Mobiles Arbeiten für Grenzgänger
- Illustration
Vincent Brod
Dieses Erprobungsfeld betrifft aufgrund der örtlichen Relevanz nur einige AUFs, nicht die Mehrzahl. Mobiles Arbeiten/Home-Office hier anzubieten ist nicht pauschal möglich, sondern bedarf immer der Einzelfallprüfung, v.a. aus Gründen des Betriebsstätten-Risikos, aber auch der individuellen steuerlichen Auswirkungen. Als Experimentierraum daher nur geeignet, wenn man bereit ist, diese steuerrechtlichen Risiken einzugehen (Haftungsrisiken, finanzielle Risiken bei Betriebsstätten-Gründung) oder Ausnahme-"Genehmigungen" der ausländischen und inländischen Finanzämter einholt.
Erkenntnisinteressen
Kann es einzelnen Instituten gelingen, die steuerlichen Risiken beherrschbar zu machen bzw. Ausnahmegenehmigungen zu erhalten?

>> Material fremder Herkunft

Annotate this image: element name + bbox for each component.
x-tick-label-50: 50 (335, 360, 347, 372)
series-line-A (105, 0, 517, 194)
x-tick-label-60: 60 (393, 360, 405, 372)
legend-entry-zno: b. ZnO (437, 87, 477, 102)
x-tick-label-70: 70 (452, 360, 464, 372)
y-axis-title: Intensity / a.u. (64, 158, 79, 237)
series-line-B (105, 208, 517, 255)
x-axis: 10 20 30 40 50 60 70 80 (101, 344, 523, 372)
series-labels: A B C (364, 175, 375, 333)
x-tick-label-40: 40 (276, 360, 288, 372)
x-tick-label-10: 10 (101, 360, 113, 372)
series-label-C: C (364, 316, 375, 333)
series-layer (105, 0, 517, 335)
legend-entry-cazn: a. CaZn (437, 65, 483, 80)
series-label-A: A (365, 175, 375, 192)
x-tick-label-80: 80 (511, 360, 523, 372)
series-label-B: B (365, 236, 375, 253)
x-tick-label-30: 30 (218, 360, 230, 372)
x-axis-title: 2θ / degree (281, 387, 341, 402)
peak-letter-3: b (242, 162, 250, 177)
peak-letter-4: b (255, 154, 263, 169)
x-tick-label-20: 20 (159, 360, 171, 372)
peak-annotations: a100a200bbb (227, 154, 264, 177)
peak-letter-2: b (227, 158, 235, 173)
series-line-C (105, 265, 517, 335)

Welche Grenzen sind bisher bekannt?
Kulturelle Grenzen
- Unverständnis, das nach den umfassenden Freiheiten der Corona-Auflagen die Home-Office-Möglichkeiten in ausländischen Wohnstaaten durch die Vorgaben bzw. Weitergeltung des deutschen Sozialversicherungsrechts wieder eingeschränkt sind
- Trotzdem geduldete Praxis
- Gleichberechtigungsdebatten
Arbeitsrechtliche Grenzen
- Keine bekannt
Steuerrechtliche Grenzen
- Lohnsteuerrecht und Gefahr der Begründung einer Betriebsstätte im Ausland.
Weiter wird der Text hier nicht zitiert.